Our dealer manager was Pacific Oak Capital Markets, LLC, a Delaware limited liability company (our “Former Dealer Manager”). On February 26, 2021, we entered into a dealer manager agreement with our Former Dealer Manager (the “Private Offering Dealer Manager Agreement”), pursuant to which our Former Dealer Manager was responsible for marketing our shares offered pursuant to the Private Offering. In connection with our Public Offering, we entered into a dealer manager agreement with our Former Dealer Manager, pursuant to which our Former Dealer Manager was responsible for marketing our shares offered pursuant to our Primary Offering (as amended, the “Dealer Manager Agreement”). On June 18, 2025, in connection with the termination of the Primary Offering, the Dealer Manager Agreement was terminated.

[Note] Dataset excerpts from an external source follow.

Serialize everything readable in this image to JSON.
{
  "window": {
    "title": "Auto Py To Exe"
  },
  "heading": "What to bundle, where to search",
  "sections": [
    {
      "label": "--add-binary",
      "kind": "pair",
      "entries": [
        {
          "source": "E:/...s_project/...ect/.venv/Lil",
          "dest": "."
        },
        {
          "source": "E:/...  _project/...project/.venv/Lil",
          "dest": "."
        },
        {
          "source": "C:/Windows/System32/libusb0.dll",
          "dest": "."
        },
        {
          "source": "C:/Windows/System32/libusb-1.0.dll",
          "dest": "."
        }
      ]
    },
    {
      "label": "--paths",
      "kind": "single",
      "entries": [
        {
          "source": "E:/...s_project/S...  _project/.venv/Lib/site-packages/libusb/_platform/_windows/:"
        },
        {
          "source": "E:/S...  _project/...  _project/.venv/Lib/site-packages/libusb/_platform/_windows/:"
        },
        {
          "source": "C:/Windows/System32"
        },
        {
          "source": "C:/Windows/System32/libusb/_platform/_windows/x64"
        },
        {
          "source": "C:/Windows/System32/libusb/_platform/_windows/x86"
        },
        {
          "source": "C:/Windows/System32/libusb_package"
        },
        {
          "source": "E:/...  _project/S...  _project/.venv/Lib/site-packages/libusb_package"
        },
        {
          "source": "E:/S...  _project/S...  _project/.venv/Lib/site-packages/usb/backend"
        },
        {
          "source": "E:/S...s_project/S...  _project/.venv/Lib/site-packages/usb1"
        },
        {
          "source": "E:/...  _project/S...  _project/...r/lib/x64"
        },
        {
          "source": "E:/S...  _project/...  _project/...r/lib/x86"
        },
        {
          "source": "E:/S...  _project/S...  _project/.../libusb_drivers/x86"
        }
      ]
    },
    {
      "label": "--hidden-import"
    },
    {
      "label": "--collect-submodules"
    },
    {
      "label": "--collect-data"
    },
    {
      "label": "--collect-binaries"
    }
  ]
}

As we accepted subscriptions for shares of our common stock, we transferred all of the net offering proceeds to our Operating Partnership as capital contributions in exchange for additional units of interest in our Operating Partnership. However, we were deemed to have made capital contributions in the amount of gross proceeds received from investors, and our Operating Partnership was deemed to have simultaneously paid the sales commissions and other costs associated with the offerings. In addition, our Operating Partnership is structured to make distributions with respect to limited partnership units

that are equivalent to the distributions made to holders of common stock. Finally, a limited partner in our Operating Partnership may later exchange his or her limited partnership units in our Operating Partnership for shares of our common stock at any time after one year following the date of issuance of their limited partnership units, subject to certain restrictions outlined in the limited partnership agreement of our Operating Partnership, which was amended and restated in connection with the Public Offering (the “Operating Partnership Agreement”). SSA and SmartStop OP are prohibited from exchanging or otherwise transferring units representing $202,000 of the limited partnership units acquired in their initial investments in our Operating Partnership so long as our Advisor is acting as our Advisor pursuant to our Advisory Agreement.